Looking Ahead: What to Expect in the New York HOA Insurance Market

Given current trends, New York’s HOA insurance market is likely to remain challenging in the near term. Inflationary pressures, climate-related risks, and legal system factors will continue to influence premium rates and coverage availability.


However, ongoing legislative scrutiny and industry adaptation may bring some relief. Innovations in insurance products, increased competition, and regulatory reforms could help stabilize the market over time.


For now, HOAs and homeowners must stay informed and engaged. Leveraging expert advice, exploring alternative risk management approaches, and maintaining open dialogue within communities are key strategies to navigate this evolving landscape.

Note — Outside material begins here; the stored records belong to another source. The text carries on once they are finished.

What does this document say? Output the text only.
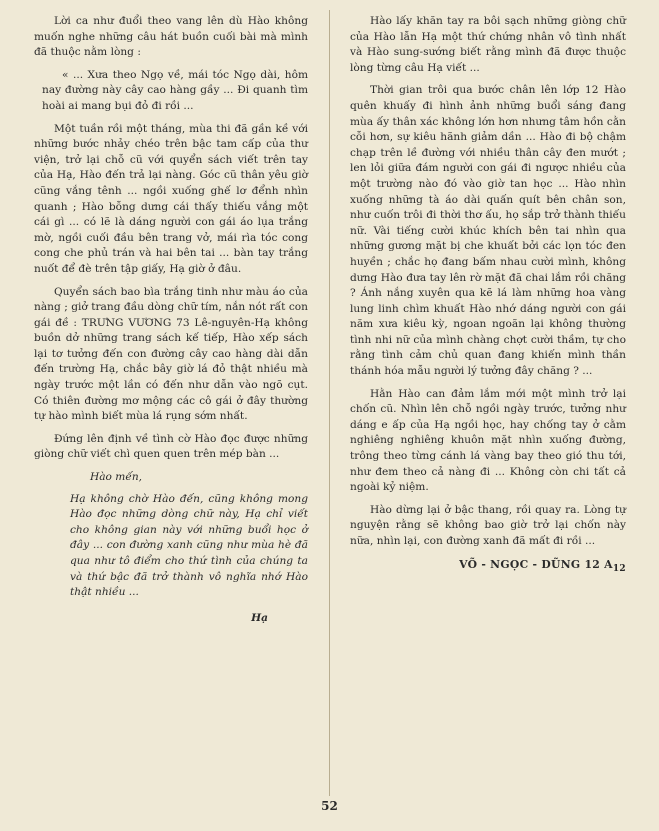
Lời ca như đuổi theo vang lên dù Hào không muốn nghe những câu hát buồn cuối bài mà mình đã thuộc nằm lòng :

« ... Xưa theo Ngọ về, mái tóc Ngọ dài, hôm nay đường này cây cao hàng gầy ... Đi quanh tìm hoài ai mang bụi đỏ đi rồi ...

Một tuần rồi một tháng, mùa thi đã gần kề với những bước nhảy chéo trên bậc tam cấp của thư viện, trở lại chỗ cũ với quyển sách viết trên tay của Hạ, Hào đến trả lại nàng. Góc cũ thân yêu giờ cũng vắng tênh ... ngồi xuống ghế lơ đểnh nhìn quanh ; Hào bỗng dưng cái thấy thiếu vắng một cái gì ... có lẽ là dáng người con gái áo lụa trắng mờ, ngồi cuối đầu bên trang vở, mái rìa tóc cong cong che phủ trán và hai bên tai ... bàn tay trắng nuốt để đè trên tập giấy, Hạ giờ ở đâu.

Quyển sách bao bìa trắng tinh như màu áo của nàng ; giở trang đầu dòng chữ tím, nắn nót rất con gái đề : TRƯNG VƯƠNG 73 Lê-nguyên-Hạ không buồn dở những trang sách kế tiếp, Hào xếp sách lại tơ tưởng đến con đường cây cao hàng dài dẫn đến trường Hạ, chắc bây giờ lá đỏ thật nhiều mà ngày trước một lần có đến như dẫn vào ngõ cụt. Có thiên đường mơ mộng các cô gái ở đây thường tự hào mình biết mùa lá rụng sớm nhất.

Đứng lên định về tình cờ Hào đọc được những giòng chữ viết chì quen quen trên mép bàn ...

Hào mến,

Hạ không chờ Hào đến, cũng không mong Hào đọc những dòng chữ này, Hạ chỉ viết cho không gian này với những buổi học ở đây ... con đường xanh cũng như mùa hè đã qua như tô điểm cho thứ tình của chúng ta và thứ bậc đã trở thành vô nghĩa nhớ Hào thật nhiều ...

Hạ

Hào lấy khăn tay ra bôi sạch những giòng chữ của Hào lẫn Hạ một thứ chứng nhân vô tình nhất và Hào sung-sướng biết rằng mình đã được thuộc lòng từng câu Hạ viết ...

Thời gian trôi qua bước chân lên lớp 12 Hào quên khuấy đi hình ảnh những buổi sáng đang mùa ấy thân xác không lớn hơn nhưng tâm hồn cằn cỗi hơn, sự kiêu hãnh giảm dần ... Hào đi bộ chậm chạp trên lề đường với nhiều thân cây đen mướt ; len lỏi giữa đám người con gái đi ngược nhiều của một trường nào đó vào giờ tan học ... Hào nhìn xuống những tà áo dài quấn quít bên chân son, như cuốn trôi đi thời thơ ấu, họ sắp trở thành thiếu nữ. Vài tiếng cười khúc khích bên tai nhìn qua những gương mặt bị che khuất bởi các lọn tóc đen huyền ; chắc họ đang bấm nhau cười mình, không dưng Hào đưa tay lên rờ mặt đã chai lắm rồi chăng ? Ánh nắng xuyên qua kẽ lá làm những hoa vàng lung linh chìm khuất Hào nhớ dáng người con gái năm xưa kiêu kỳ, ngoan ngoãn lại không thường tình nhi nữ của mình chàng chợt cười thầm, tự cho rằng tình cảm chủ quan đang khiến mình thần thánh hóa mẫu người lý tưởng đây chăng ? ...

Hằn Hào can đảm lắm mới một mình trở lại chốn cũ. Nhìn lên chỗ ngồi ngày trước, tưởng như dáng e ấp của Hạ ngồi học, hay chống tay ở cằm nghiêng nghiêng khuôn mặt nhìn xuống đường, trông theo từng cánh lá vàng bay theo gió thu tới, như đem theo cả nàng đi ... Không còn chi tất cả ngoài kỷ niệm.

Hào dừng lại ở bậc thang, rồi quay ra. Lòng tự nguyện rằng sẽ không bao giờ trở lại chốn này nữa, nhìn lại, con đường xanh đã mất đi rồi ...

VÕ - NGỌC - DŨNG 12 $A_{12}$
52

For more detailed insights into the insurance premium trends, the Foundation for Community Association Research offers valuable data and analysis that can help stakeholders understand the scope and scale of these increases.


As the landscape shifts, it’s crucial for HOAs to consider the implications of emerging technologies in risk assessment and management. Tools such as predictive analytics and artificial intelligence can provide deeper insights into potential risks, allowing associations to tailor their insurance needs more effectively. By harnessing these technologies, HOAs can not only mitigate risks but also potentially lower their premiums by demonstrating a proactive approach to risk management.


Moreover, community engagement plays a vital role in navigating the complexities of the insurance market. Regular meetings and workshops can empower homeowners with knowledge about their insurance policies, coverage options, and the importance of maintaining property values. By fostering a culture of transparency and collaboration, HOAs can ensure that all members are well-informed and prepared to make decisions that benefit the entire community, ultimately leading to a more resilient and cohesive neighborhood.